Organizations who are significant data fiduciary that include major verticals like energy, BFSI, healthcare who carry high volumes of data will now witness the following points that will provide a chance to rebuild responsible data practices and thereby gain users trust.

Annual compliance audits.

Algorithmic accountability

Restrictions in transferring certain personal data

Annual DPIA’s

There are key 7 principles of DPDP framework:

Having consent and transparency, Data minimization & storage limitations

Defining obligations clearly that users can understand for data fiduciaries

Rights and duties of data principle and accuracy on data

The Digital Personal Data Protection Rule 2025; Aligns India closely with Global Privacy Norms

Around the globe, various rules and regulations have been enacted to safeguard personal data from misuse. These statutes aim to reinforce individual rights, promote transparency, and shield sensitive data from unauthorized access.

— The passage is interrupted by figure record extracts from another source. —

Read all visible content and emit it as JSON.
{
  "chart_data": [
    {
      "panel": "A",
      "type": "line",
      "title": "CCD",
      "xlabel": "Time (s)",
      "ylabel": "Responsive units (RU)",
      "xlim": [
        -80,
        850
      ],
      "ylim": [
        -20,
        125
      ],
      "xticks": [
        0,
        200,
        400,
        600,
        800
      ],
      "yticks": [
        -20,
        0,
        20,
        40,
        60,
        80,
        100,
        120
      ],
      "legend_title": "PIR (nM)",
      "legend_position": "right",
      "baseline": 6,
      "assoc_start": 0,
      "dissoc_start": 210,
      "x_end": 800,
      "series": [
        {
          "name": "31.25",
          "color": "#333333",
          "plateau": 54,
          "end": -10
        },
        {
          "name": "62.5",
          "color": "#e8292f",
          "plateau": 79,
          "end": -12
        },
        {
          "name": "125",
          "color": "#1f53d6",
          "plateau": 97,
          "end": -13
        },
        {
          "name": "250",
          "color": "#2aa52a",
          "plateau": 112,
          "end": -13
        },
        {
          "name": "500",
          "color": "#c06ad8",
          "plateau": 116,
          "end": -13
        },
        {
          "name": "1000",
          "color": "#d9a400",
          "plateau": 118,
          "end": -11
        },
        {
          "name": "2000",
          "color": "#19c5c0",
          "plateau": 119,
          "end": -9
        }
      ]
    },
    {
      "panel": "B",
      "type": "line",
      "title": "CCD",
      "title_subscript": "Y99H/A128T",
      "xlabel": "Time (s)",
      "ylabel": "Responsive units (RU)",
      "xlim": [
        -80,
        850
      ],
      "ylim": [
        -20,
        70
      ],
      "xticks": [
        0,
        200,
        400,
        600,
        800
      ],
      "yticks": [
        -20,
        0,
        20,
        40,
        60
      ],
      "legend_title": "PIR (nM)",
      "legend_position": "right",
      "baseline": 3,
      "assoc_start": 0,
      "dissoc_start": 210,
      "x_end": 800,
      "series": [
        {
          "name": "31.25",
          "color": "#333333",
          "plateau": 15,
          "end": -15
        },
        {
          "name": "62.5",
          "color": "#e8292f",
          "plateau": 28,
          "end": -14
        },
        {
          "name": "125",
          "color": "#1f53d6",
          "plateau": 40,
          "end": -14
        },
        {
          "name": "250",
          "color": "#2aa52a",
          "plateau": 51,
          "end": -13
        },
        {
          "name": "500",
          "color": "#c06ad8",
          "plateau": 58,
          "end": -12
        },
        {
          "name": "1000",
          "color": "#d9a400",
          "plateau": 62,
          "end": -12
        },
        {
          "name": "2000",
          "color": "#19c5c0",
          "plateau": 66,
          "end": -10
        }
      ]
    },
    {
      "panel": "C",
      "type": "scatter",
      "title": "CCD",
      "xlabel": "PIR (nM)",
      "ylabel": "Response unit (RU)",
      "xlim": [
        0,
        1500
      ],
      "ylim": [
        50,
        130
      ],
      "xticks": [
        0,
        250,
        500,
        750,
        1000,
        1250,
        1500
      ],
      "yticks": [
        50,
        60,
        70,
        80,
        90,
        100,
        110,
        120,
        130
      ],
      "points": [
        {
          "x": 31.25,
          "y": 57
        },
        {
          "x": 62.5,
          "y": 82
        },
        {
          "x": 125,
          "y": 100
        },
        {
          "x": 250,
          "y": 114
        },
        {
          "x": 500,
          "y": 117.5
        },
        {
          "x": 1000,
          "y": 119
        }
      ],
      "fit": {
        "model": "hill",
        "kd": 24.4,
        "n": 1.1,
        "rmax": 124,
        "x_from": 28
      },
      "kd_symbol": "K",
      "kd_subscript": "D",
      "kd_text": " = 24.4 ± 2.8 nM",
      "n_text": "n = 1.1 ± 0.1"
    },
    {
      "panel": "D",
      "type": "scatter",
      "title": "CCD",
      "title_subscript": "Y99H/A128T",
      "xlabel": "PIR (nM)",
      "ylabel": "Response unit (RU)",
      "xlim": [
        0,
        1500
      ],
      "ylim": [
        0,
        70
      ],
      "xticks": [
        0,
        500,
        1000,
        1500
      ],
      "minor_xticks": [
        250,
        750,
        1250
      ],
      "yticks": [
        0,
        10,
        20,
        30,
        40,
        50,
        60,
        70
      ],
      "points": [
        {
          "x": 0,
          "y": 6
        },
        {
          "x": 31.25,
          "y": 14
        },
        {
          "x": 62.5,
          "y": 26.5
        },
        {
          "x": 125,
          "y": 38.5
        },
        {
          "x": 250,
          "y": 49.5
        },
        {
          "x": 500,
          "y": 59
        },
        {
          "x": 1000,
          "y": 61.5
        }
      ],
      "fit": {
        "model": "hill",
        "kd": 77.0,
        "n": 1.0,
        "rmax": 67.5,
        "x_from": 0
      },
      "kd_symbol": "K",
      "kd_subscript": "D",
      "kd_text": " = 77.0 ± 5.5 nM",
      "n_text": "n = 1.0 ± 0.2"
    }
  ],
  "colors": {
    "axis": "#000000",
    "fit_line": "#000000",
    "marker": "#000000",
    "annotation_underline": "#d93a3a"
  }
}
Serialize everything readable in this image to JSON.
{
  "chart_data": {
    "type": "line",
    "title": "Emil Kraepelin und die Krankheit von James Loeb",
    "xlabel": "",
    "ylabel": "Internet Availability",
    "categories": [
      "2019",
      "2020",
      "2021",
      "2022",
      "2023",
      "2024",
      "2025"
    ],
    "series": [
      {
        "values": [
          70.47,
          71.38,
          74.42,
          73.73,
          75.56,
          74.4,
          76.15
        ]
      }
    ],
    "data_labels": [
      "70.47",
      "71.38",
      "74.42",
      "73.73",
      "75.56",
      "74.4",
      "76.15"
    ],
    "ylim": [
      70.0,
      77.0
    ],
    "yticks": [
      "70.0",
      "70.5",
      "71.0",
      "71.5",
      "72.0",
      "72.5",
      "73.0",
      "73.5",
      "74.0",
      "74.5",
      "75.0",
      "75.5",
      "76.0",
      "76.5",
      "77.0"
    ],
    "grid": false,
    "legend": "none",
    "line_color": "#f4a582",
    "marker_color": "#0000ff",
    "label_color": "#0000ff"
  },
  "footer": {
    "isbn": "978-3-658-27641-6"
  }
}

These include the EU’s General Data Protection Regulation (GDPR) has set the global standard for comprehensive data protection, China’s Personal Information Protection Law (PIPL) combines elements of data protection and data sovereignty, imposing strict conditions on cross-border transfers

Major economies are tightening their data protection norms and as per briefing given by Govt of India, India’s DPDP Act and Rules arrived in a world where major economies are rapidly tightening data protection norms.

Countries are now rethinking governance frameworks in response to platform dominance, cross-border data flows, and the accelerating adoption of artificial intelligence.

In Asia, the Middle East and the US are updating or introducing privacy laws, often borrowing from GDPR while adding local specificities. This is centered around data localization, and sectoral rules specifically for major verticals.

At the end we can say that until India is ready with its own rules regarding data, it will be challenging to adhere to international data privacy standards.

For better integration organizations must possess a comprehensive understanding of the applicable laws and regulations and implement effective data privacy policies and practices.

This entails the regular review and updating of data privacy policies and procedures to ensure alignment with evolving legal requirements.